The Palau de la Generalitat (Government of Catalonia Palace) has been the site of several key events in the contemporary history of the country. On 14 April 1931, Francesc Macià proclaimed from the balcony, the Catalan Republic. Years later, during the military uprising of 19 July 1936 that sparked the beginning of the Spanish Civil War, the rebel General Goded was arrested and taken to the Palau to announce his surrender. Forty years later, the balcony of the Palau was the scene of one of the most memorable episodes in Catalan history: the return of Josep Tarradellas from exile as the president of Catalonia.
On 14 April 1931, shortly after Lluís Companys had proclaimed the Republic from the balcony of the City Hall, Francesc Macià, who had just taken possession as president of the Catalan Government, also proclaimed the Catalan Republic as a Member State of the Iberian Federation. The aim of this gesture was to make the Catalan question a central issue, opening up a process that would lead towards the establishment of a federal Spanish State. To this end, intense negotiations began with the new Spanish Republican Government and its provisional president, Niceto Alcalá Zamora. On April 17, three Spanish ministers arrived in Barcelona for talks aimed at agreeing a political solution to Macià’s proclamation, which entailed giving up federalist ideas. In exchange, autonomous powers were granted, with the Catalan executive taking on the historic name of Generalitat de Catalunya, which would be furnished with a statute of autonomy requiring the approval of both the Catalan people, in a referendum, and the Spanish Parliament.
Five years later, on 19 July 1936, the date on which the Spanish Civil War broke out, General Goded was arrested at the Palau de la Divisió. President Companys ordered the rebel commander to be brought to his office in the Palau de la Generalitat. There, Companys demanded that Goded announce his surrender on the radio and order all rebel forces to cease hostilities. At first, the General refused to announce the failure of the military uprising, but he finally agreed. By radio, he confirmed his arrest and, in order to prevent more bloodshed, released his soldiers from all commitments. President Companys then announced that the revolt had been quashed, praising the institutional and civil forces that had defended the government.
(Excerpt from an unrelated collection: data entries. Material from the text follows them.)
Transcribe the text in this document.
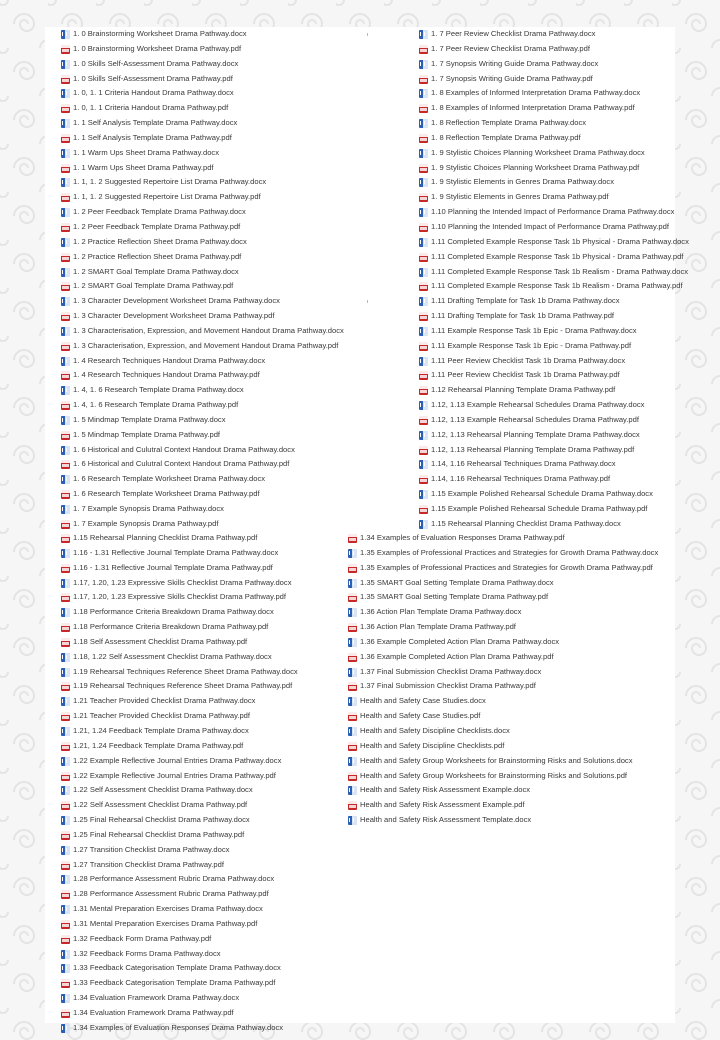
1. 0 Brainstorming Worksheet Drama Pathway.docx
1. 0 Brainstorming Worksheet Drama Pathway.pdf
1. 0 Skills Self-Assessment Drama Pathway.docx
1. 0 Skills Self-Assessment Drama Pathway.pdf
1. 0, 1. 1 Criteria Handout Drama Pathway.docx
1. 0, 1. 1 Criteria Handout Drama Pathway.pdf
1. 1 Self Analysis Template Drama Pathway.docx
1. 1 Self Analysis Template Drama Pathway.pdf
1. 1 Warm Ups Sheet Drama Pathway.docx
1. 1 Warm Ups Sheet Drama Pathway.pdf
1. 1, 1. 2 Suggested Repertoire List Drama Pathway.docx
1. 1, 1. 2 Suggested Repertoire List Drama Pathway.pdf
1. 2 Peer Feedback Template Drama Pathway.docx
1. 2 Peer Feedback Template Drama Pathway.pdf
1. 2 Practice Reflection Sheet Drama Pathway.docx
1. 2 Practice Reflection Sheet Drama Pathway.pdf
1. 2 SMART Goal Template Drama Pathway.docx
1. 2 SMART Goal Template Drama Pathway.pdf
1. 3 Character Development Worksheet Drama Pathway.docx
1. 3 Character Development Worksheet Drama Pathway.pdf
1. 3 Characterisation, Expression, and Movement Handout Drama Pathway.docx
1. 3 Characterisation, Expression, and Movement Handout Drama Pathway.pdf
1. 4 Research Techniques Handout Drama Pathway.docx
1. 4 Research Techniques Handout Drama Pathway.pdf
1. 4, 1. 6 Research Template Drama Pathway.docx
1. 4, 1. 6 Research Template Drama Pathway.pdf
1. 5 Mindmap Template Drama Pathway.docx
1. 5 Mindmap Template Drama Pathway.pdf
1. 6 Historical and Culutral Context Handout Drama Pathway.docx
1. 6 Historical and Culutral Context Handout Drama Pathway.pdf
1. 6 Research Template Worksheet Drama Pathway.docx
1. 6 Research Template Worksheet Drama Pathway.pdf
1. 7 Example Synopsis Drama Pathway.docx
1. 7 Example Synopsis Drama Pathway.pdf
1. 7 Peer Review Checklist Drama Pathway.docx
1. 7 Peer Review Checklist Drama Pathway.pdf
1. 7 Synopsis Writing Guide Drama Pathway.docx
1. 7 Synopsis Writing Guide Drama Pathway.pdf
1. 8 Examples of Informed Interpretation Drama Pathway.docx
1. 8 Examples of Informed Interpretation Drama Pathway.pdf
1. 8 Reflection Template Drama Pathway.docx
1. 8 Reflection Template Drama Pathway.pdf
1. 9 Stylistic Choices Planning Worksheet Drama Pathway.docx
1. 9 Stylistic Choices Planning Worksheet Drama Pathway.pdf
1. 9 Stylistic Elements in Genres Drama Pathway.docx
1. 9 Stylistic Elements in Genres Drama Pathway.pdf
1.10 Planning the Intended Impact of Performance Drama Pathway.docx
1.10 Planning the Intended Impact of Performance Drama Pathway.pdf
1.11 Completed Example Response Task 1b Physical - Drama Pathway.docx
1.11 Completed Example Response Task 1b Physical - Drama Pathway.pdf
1.11 Completed Example Response Task 1b Realism - Drama Pathway.docx
1.11 Completed Example Response Task 1b Realism - Drama Pathway.pdf
1.11 Drafting Template for Task 1b Drama Pathway.docx
1.11 Drafting Template for Task 1b Drama Pathway.pdf
1.11 Example Response Task 1b Epic - Drama Pathway.docx
1.11 Example Response Task 1b Epic - Drama Pathway.pdf
1.11 Peer Review Checklist Task 1b Drama Pathway.docx
1.11 Peer Review Checklist Task 1b Drama Pathway.pdf
1.12 Rehearsal Planning Template Drama Pathway.pdf
1.12, 1.13 Example Rehearsal Schedules Drama Pathway.docx
1.12, 1.13 Example Rehearsal Schedules Drama Pathway.pdf
1.12, 1.13 Rehearsal Planning Template Drama Pathway.docx
1.12, 1.13 Rehearsal Planning Template Drama Pathway.pdf
1.14, 1.16 Rehearsal Techniques Drama Pathway.docx
1.14, 1.16 Rehearsal Techniques Drama Pathway.pdf
1.15 Example Polished Rehearsal Schedule Drama Pathway.docx
1.15 Example Polished Rehearsal Schedule Drama Pathway.pdf
1.15 Rehearsal Planning Checklist Drama Pathway.docx
1.15 Rehearsal Planning Checklist Drama Pathway.pdf
1.16 - 1.31 Reflective Journal Template Drama Pathway.docx
1.16 - 1.31 Reflective Journal Template Drama Pathway.pdf
1.17, 1.20, 1.23 Expressive Skills Checklist Drama Pathway.docx
1.17, 1.20, 1.23 Expressive Skills Checklist Drama Pathway.pdf
1.18 Performance Criteria Breakdown Drama Pathway.docx
1.18 Performance Criteria Breakdown Drama Pathway.pdf
1.18 Self Assessment Checklist Drama Pathway.pdf
1.18, 1.22 Self Assessment Checklist Drama Pathway.docx
1.19 Rehearsal Techniques Reference Sheet Drama Pathway.docx
1.19 Rehearsal Techniques Reference Sheet Drama Pathway.pdf
1.21 Teacher Provided Checklist Drama Pathway.docx
1.21 Teacher Provided Checklist Drama Pathway.pdf
1.21, 1.24 Feedback Template Drama Pathway.docx
1.21, 1.24 Feedback Template Drama Pathway.pdf
1.22 Example Reflective Journal Entries Drama Pathway.docx
1.22 Example Reflective Journal Entries Drama Pathway.pdf
1.22 Self Assessment Checklist Drama Pathway.docx
1.22 Self Assessment Checklist Drama Pathway.pdf
1.25 Final Rehearsal Checklist Drama Pathway.docx
1.25 Final Rehearsal Checklist Drama Pathway.pdf
1.27 Transition Checklist Drama Pathway.docx
1.27 Transition Checklist Drama Pathway.pdf
1.28 Performance Assessment Rubric Drama Pathway.docx
1.28 Performance Assessment Rubric Drama Pathway.pdf
1.31 Mental Preparation Exercises Drama Pathway.docx
1.31 Mental Preparation Exercises Drama Pathway.pdf
1.32 Feedback Form Drama Pathway.pdf
1.32 Feedback Forms Drama Pathway.docx
1.33 Feedback Categorisation Template Drama Pathway.docx
1.33 Feedback Categorisation Template Drama Pathway.pdf
1.34 Evaluation Framework Drama Pathway.docx
1.34 Evaluation Framework Drama Pathway.pdf
1.34 Examples of Evaluation Responses Drama Pathway.docx
1.34 Examples of Evaluation Responses Drama Pathway.pdf
1.35 Examples of Professional Practices and Strategies for Growth Drama Pathway.docx
1.35 Examples of Professional Practices and Strategies for Growth Drama Pathway.pdf
1.35 SMART Goal Setting Template Drama Pathway.docx
1.35 SMART Goal Setting Template Drama Pathway.pdf
1.36 Action Plan Template Drama Pathway.docx
1.36 Action Plan Template Drama Pathway.pdf
1.36 Example Completed Action Plan Drama Pathway.docx
1.36 Example Completed Action Plan Drama Pathway.pdf
1.37 Final Submission Checklist Drama Pathway.docx
1.37 Final Submission Checklist Drama Pathway.pdf
Health and Safety Case Studies.docx
Health and Safety Case Studies.pdf
Health and Safety Discipline Checklists.docx
Health and Safety Discipline Checklists.pdf
Health and Safety Group Worksheets for Brainstorming Risks and Solutions.docx
Health and Safety Group Worksheets for Brainstorming Risks and Solutions.pdf
Health and Safety Risk Assessment Example.docx
Health and Safety Risk Assessment Example.pdf
Health and Safety Risk Assessment Template.docx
Decades later, on 23 October 1977, following the death of the dictator, the Palau de la Generalitat witnessed the return of President Josep Tarradellas. In Catalonia, the parties with programmes aimed at a break with Spain and vindications of greater autonomy won a resounding victory at the first democratic elections in 1977. In order to seize the political initiative, the Spanish president, Adolfo Suárez, recognised the historic legitimacy of the president of the Generalitat in exile. On June 27, President Josep Tarradellas went to Madrid to meet Suárez and King Juan Carlos I. There, Tarradellas negotiated the formal restoration of Generalitat, independently of the Assembly of Parliamentarians elected in 1977. On 23 October 1977, Tarradellas reached Barcelona and, from the balcony of the Palau de la Generalitat, said the words that have gone down in history: “Citizens of Catalonia, I am here”. The next day, in a ceremony attended by Adolfo Suárez, Tarradellas was invested as president of the provisional Generalitat.